Jagiellonia bardzo słaba dziś.dlatego oceny też jakieś super nie będą. Obrońcy skrzydłowi do zmiany . czekam na Douglasa ciągle.kiedy on wydrowieje wreszcie . Tiba musi wreszcie zacząć grać w 1 składzie.kwe kwe to solidny ligowiec i nigdy więcej nie będzie z niego. Także Kędziora Douglas i Tiba na boisko. Amaral oczywiście też.choc Ramireza nie ma co się pozbywać jak będzie gra na 3 frontach
Lokomotywa zatoczyła koło. Mam wrażenie jakbym cofnął się do początków sezonu. Podobna pierwsza jedenastka, podobne schematy, nawet przebieg meczu. W dzisiejszym meczu byliśmy jak woda która drąży tamę. Raz po raz konsekwentnie cisnęliśmy przeciwnika. Aż w końcu coś puściło i cała Jagiellonia utonęła. Dokładnie tak jak na początku sezonu. Jestem bardzo zadowolony z postawy piłkarzy. Widać było w końcu zaangażowanie. Niektórzy powiedzą, że zbyt pasywna pierwsza połowa. Ja powiem, że właśnie taka miała być, pokazać przeciwnikowi, że dzisiaj nic nie pograją a jedynie mogą próbować się bronić a z każdą akacją przeciwnik był coraz słabszy a my staraliśmy się podkręcać tempo.
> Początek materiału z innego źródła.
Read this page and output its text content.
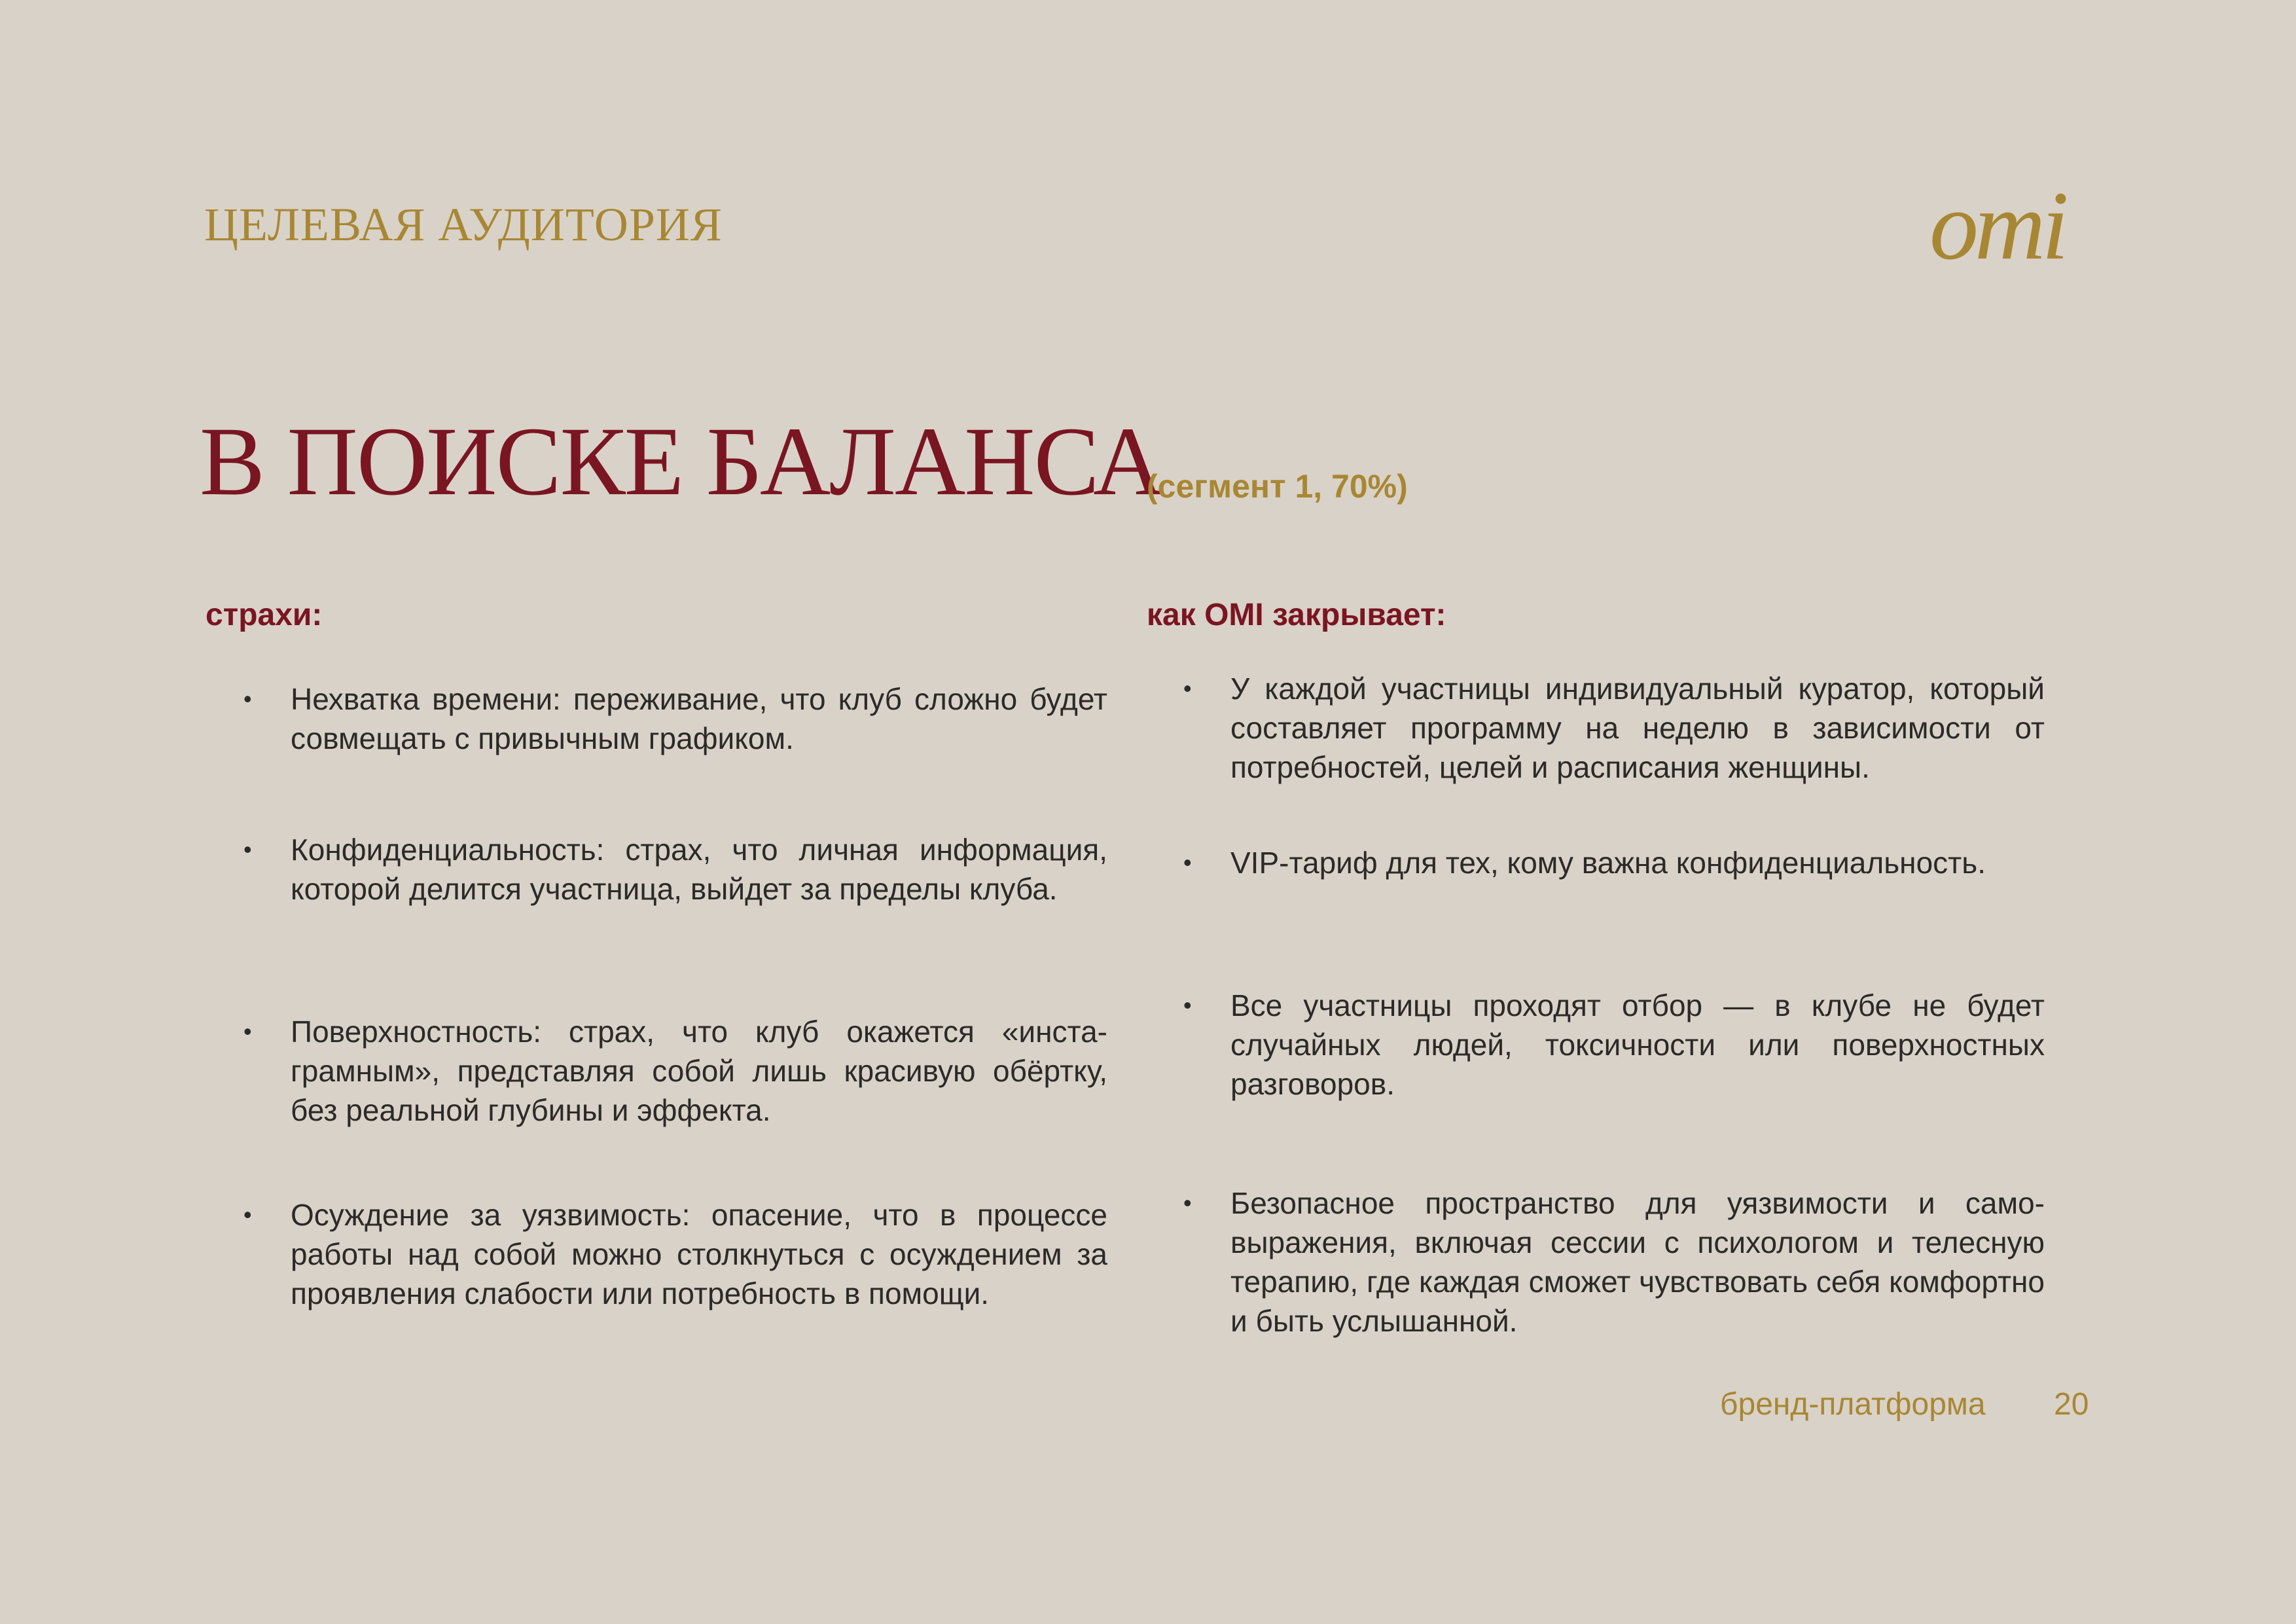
ЦЕЛЕВАЯ АУДИТОРИЯ	omi
В ПОИСКЕ БАЛАНСА
(сегмент 1, 70%)
страхи:	как OMI закрывает:
• Нехватка времени: переживание, что клуб сложно будет совмещать с привычным графиком.
• Конфиденциальность: страх, что личная информация, которой делится участница, выйдет за пределы клуба.
• Поверхностность: страх, что клуб окажется «инстаграмным», представляя собой лишь красивую обёртку, без реальной глубины и эффекта.
• Осуждение за уязвимость: опасение, что в процессе работы над собой можно столкнуться с осуждением за проявления слабости или потребность в помощи.
• У каждой участницы индивидуальный куратор, который составляет программу на неделю в зависимости от потребностей, целей и расписания женщины.
• VIP-тариф для тех, кому важна конфиденциальность.
• Все участницы проходят отбор — в клубе не будет случайных людей, токсичности или поверхностных разговоров.
• Безопасное пространство для уязвимости и самовыражения, включая сессии с психологом и телесную терапию, где каждая сможет чувствовать себя комфортно и быть услышанной.
бренд-платформа 20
Piszę staraliśmy się bo różnie to z tym bywało. Na duży plus po tym meczu tercet w ataku. Świetne wejście Amarala, który dał świetną zmianę gasnącemu Ramirezowi. Ishak jeszcze nie w topowej formie, widać że brakuje kondycji bo nie wraca tak w środek pola, nie zgrywa jak kiedyś, ale to pewnie też wróci. W końcu Kamyk z werwą, chyba ten Covid mu bardziej pomógł niż przeszkodził, bo widać było życie, przyśpieszenie i zacięcie. To wszystkie czego zupełnie nie było od paru dobrych spotkań. Były też niedociągnięcia. To podanie Rebocho czy strata KveKve który po raz kolejny potwierdza, że do obrony to on się nawet niech nie pcha. Ba Lua też raz zawalił krycie co z lepszym przeciwnikiem skończy się kiedyś bramką na wagę zwycięstwa. Poza tym bardzo pozytywny występ Adriela mógł spokojnie skończyć z asystą i bramką, widać było dynamikę i balans ciała. Nie skreślajcie tego zawodnika bo z niego jeszcze będzie grajek. Mam wrażenie że jakby dać mu czas i pozwolić grać tak jak dzisiaj trochę na wolnego elektrona. To chłopak mocno nam pomoże. Widać go było dzisiaj wszędzie od skrzydeł po środek a nawet atak. Z tego wiatru będzie jeszcze deszcz, tak czuję. Brawo Lech! Tak właśnie powinno się świętować 100-lecie klubu. Obyśmy wrócili na stare tory i nie odpuszczali już żadnego spotkania do końca sezonu. W tym momencie każdy remis to dla nas jak porażka.